In 2003, with the war in Afghanistan still going, the United States led a smaller coalition, including Britain, into Iraq to topple Saddam Hussein. Less clearly justified by 9/11 this was always more controversial.

It has been a decade where, until the financial crisis hit, the attacks of 9/11 and the responses of the various actors defined the political landscape. Your attitude to terrorism and the ‘war on terror’ were the standard against which your politics and your personality were judged.

What have we learned in this decade? Not as much as we should have. People are generally rather good at learning the lessons they wanted to learn. For the neo cons who had been speculating on intervention in the Middle East even before 9/11 the lesson was that they should intervene in the Middle East. For the left, which had always opposed anything the United States had done, the lesson was to oppose anything the United States did.

The one undeniable lesson was that in the 21st century mans capacity for cruelty to his fellow man remained as great as ever. But it also taught that his capacity for compassion for his fellow man and for sacrifice remained as great as ever.
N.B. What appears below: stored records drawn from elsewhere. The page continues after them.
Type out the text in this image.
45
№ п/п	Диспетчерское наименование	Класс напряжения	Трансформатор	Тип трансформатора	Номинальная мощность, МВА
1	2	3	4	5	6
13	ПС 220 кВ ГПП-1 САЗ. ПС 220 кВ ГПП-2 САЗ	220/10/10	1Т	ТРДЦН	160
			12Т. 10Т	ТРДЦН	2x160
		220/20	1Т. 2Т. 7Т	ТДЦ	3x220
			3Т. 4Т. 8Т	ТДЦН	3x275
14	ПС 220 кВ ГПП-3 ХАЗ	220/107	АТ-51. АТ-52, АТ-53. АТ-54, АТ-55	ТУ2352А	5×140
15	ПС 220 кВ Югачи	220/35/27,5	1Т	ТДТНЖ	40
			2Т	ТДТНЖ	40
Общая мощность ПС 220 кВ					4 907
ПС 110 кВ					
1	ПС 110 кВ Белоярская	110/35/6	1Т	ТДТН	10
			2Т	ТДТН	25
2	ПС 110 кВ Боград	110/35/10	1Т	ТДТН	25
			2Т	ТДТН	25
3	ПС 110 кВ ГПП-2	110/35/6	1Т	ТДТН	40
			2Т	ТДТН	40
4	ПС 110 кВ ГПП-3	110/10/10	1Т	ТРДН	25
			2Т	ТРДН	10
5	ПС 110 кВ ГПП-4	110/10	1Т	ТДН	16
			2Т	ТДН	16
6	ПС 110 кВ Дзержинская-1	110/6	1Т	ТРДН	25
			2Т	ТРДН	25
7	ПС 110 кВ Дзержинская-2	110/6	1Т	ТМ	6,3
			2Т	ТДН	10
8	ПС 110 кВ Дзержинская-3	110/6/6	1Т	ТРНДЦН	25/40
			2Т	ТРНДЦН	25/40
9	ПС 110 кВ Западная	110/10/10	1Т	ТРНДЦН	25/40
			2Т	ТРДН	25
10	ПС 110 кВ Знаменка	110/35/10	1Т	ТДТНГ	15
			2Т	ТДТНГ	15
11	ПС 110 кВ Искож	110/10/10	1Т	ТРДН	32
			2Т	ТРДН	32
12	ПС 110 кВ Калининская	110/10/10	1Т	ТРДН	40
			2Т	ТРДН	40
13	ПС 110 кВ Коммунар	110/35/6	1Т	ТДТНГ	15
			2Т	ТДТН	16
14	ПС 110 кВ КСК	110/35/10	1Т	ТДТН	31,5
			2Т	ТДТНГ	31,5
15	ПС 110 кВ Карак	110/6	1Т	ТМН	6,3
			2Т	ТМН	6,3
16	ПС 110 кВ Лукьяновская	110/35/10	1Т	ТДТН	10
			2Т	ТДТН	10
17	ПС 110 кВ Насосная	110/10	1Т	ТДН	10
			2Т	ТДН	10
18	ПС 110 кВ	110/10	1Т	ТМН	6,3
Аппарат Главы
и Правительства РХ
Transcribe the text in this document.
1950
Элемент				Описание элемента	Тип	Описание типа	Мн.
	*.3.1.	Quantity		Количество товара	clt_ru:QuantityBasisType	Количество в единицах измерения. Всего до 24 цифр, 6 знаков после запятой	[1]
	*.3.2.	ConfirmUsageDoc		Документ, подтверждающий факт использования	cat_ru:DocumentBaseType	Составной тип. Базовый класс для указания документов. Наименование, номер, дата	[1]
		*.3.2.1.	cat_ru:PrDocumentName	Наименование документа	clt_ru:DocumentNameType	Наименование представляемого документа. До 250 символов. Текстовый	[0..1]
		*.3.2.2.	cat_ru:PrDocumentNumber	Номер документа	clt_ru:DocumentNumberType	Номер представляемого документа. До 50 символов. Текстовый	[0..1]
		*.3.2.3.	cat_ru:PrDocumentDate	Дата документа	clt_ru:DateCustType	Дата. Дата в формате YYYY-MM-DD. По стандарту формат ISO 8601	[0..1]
Consider a man like Pat Lyons, a fire fighter from Brooklyn who left his heavily pregnant wife to go to work that morning. When the call came he selflessly ran into the burning North Tower to save the lives of total strangers because it was his job. Pat Lyons never saw his son, Patrick, who was born on October 7th 2001. He was one of the 343 New York fire fighters who died at the World Trade Center.

Compare this to the cruel and selfish actions of Mohammad Atta, murdering to get his hands on 72 virgins. But there were more of the selfless than the selfish, more fire fighters than hijackers, more heroes than villains even on that awful day.

On that morning ten years ago today as I worked at the Swan Geoffrey Campbell went to a conference hosted by a publishing company at the World Trade Center. A couple, Dinah Webster and Neil Cudmore, who were planning to marry, were working alongside each other there. So were brothers Andrew and Tim Gilbert. Vincent Wells who worked for Cantor Fitzgerald on the 104th floor of the North Tower was celebrating his 23rd birthday. Christine Egan went to visit her brother Michael who worked on the 100th floor of the South Tower. Graham Berkeley was on United Airlines flight 175 from Boston to Los Angeles. All of them were British.

They all died that day. In total 67 Britons died in lower Manhattan on September 11th 2001 making it the deadliest terrorist attack in British history.

This wasn’t an attack on America it was an attack on a way of life. 9/11 wasn’t about blowback, Imperialism or Israel. It was about people like us living like we live who were killed out of the clear blue sky. Remember them today.